Apple may still be able to resist the law on Constitutional grounds. The Fourth Amendment of the Constitution, which protects citizens against unreasonable search and seizure, is the most obvious. Other arguments have invoked the Fifth Amendment, that forcing Apple to develop software for the FBI would deprive them of liberty without due process of law, or the First Amendment, that forcing the software would constitute “compelled speech. 

The move comes amidst continued pressure on US tech companies to concede to the Justice Department on information sharing in light of the online recruitment and coordination of terrorist groups like ISIL. After the Cybersecurity Information Sharing Act passed as part of the Omnibus package in December, the FBI and the Office of the Director of National Intelligence can now more easily access online data through pressuring private tech companies to “self-report” online information, without using the programs that have received public backlash in the past.
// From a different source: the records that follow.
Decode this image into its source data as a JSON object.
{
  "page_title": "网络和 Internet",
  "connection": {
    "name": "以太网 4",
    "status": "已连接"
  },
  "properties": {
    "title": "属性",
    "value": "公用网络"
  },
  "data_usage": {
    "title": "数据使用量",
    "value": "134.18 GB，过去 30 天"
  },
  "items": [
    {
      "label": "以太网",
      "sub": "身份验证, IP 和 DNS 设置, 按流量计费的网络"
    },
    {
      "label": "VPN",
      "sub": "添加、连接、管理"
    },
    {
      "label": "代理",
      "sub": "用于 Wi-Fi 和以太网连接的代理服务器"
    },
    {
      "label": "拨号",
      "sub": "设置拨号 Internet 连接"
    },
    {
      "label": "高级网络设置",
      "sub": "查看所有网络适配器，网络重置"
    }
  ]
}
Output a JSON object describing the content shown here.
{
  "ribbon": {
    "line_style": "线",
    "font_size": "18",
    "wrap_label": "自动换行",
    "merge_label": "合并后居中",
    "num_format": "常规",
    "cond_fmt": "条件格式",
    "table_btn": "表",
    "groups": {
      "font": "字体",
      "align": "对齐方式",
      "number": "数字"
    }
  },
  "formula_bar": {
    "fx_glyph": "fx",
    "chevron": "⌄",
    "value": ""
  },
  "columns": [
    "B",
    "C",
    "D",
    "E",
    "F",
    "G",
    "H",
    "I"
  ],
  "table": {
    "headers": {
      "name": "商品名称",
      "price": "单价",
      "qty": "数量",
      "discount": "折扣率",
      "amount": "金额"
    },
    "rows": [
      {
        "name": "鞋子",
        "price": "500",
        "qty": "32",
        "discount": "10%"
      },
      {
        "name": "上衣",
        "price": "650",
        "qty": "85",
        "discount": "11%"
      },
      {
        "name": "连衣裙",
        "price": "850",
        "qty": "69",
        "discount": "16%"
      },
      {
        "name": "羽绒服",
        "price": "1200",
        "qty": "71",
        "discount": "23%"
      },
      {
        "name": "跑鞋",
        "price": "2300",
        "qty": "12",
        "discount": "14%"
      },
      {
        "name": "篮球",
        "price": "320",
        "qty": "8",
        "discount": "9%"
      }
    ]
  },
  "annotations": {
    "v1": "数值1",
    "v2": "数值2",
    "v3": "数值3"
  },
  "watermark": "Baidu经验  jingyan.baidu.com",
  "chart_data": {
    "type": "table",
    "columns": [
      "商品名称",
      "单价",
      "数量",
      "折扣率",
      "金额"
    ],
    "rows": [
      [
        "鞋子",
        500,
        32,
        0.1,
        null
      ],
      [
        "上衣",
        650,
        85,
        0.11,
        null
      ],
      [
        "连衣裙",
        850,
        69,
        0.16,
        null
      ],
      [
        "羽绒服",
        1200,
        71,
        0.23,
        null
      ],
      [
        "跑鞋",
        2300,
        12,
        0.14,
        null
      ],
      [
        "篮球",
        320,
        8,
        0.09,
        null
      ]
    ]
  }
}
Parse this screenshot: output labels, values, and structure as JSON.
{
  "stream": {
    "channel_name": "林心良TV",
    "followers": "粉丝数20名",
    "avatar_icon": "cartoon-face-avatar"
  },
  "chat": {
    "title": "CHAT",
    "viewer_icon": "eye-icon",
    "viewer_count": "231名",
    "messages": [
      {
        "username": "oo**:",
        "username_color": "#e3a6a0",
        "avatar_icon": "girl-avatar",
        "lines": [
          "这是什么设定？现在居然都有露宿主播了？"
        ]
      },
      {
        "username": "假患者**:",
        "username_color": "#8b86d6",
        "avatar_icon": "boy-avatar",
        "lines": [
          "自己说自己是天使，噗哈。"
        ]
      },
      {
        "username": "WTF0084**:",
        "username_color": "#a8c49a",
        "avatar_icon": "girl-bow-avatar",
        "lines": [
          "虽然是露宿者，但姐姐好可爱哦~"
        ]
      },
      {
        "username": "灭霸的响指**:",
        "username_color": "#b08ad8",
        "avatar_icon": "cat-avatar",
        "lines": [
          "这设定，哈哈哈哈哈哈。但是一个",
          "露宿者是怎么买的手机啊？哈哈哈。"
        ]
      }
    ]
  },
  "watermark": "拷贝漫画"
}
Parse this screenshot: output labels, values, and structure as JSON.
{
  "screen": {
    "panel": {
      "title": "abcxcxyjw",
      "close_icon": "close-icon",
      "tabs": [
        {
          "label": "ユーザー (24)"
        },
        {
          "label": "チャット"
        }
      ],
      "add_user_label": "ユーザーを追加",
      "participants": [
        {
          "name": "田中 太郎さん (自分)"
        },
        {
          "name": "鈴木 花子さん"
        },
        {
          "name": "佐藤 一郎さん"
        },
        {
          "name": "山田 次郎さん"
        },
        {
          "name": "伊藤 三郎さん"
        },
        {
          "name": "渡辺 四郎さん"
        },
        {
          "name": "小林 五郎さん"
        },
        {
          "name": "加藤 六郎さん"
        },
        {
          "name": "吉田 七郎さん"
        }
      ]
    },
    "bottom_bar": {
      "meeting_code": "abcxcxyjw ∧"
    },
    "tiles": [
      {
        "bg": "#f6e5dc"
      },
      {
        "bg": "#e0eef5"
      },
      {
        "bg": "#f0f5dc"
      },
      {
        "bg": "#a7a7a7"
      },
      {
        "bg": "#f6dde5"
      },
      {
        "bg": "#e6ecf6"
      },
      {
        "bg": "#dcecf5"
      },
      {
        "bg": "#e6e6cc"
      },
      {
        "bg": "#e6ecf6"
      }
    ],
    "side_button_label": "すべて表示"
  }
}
Tech firms including Apple and Twitter, along with industry organizations in the tech sector and 55 civil liberties organizations opposed the legislation, saying that it is a surveillance bill wrapped in a cybersecurity guise. Meanwhile, in Europe, the United Kingdom has recently taken up consideration of the Investigatory Powers Bill, proposing major expansions to domestic surveillance in the UK. Conversely, at the end of January, the ACLU launched a simultaneous effort in 16 states to expand data protection for residents through state legislatures. Apple’s actions come as a bold statement in a period where debate of security issues continues to intensify, and will likely play an important role, not only in the personal security of Apple products, but in the broader public discourse on surveillance in America.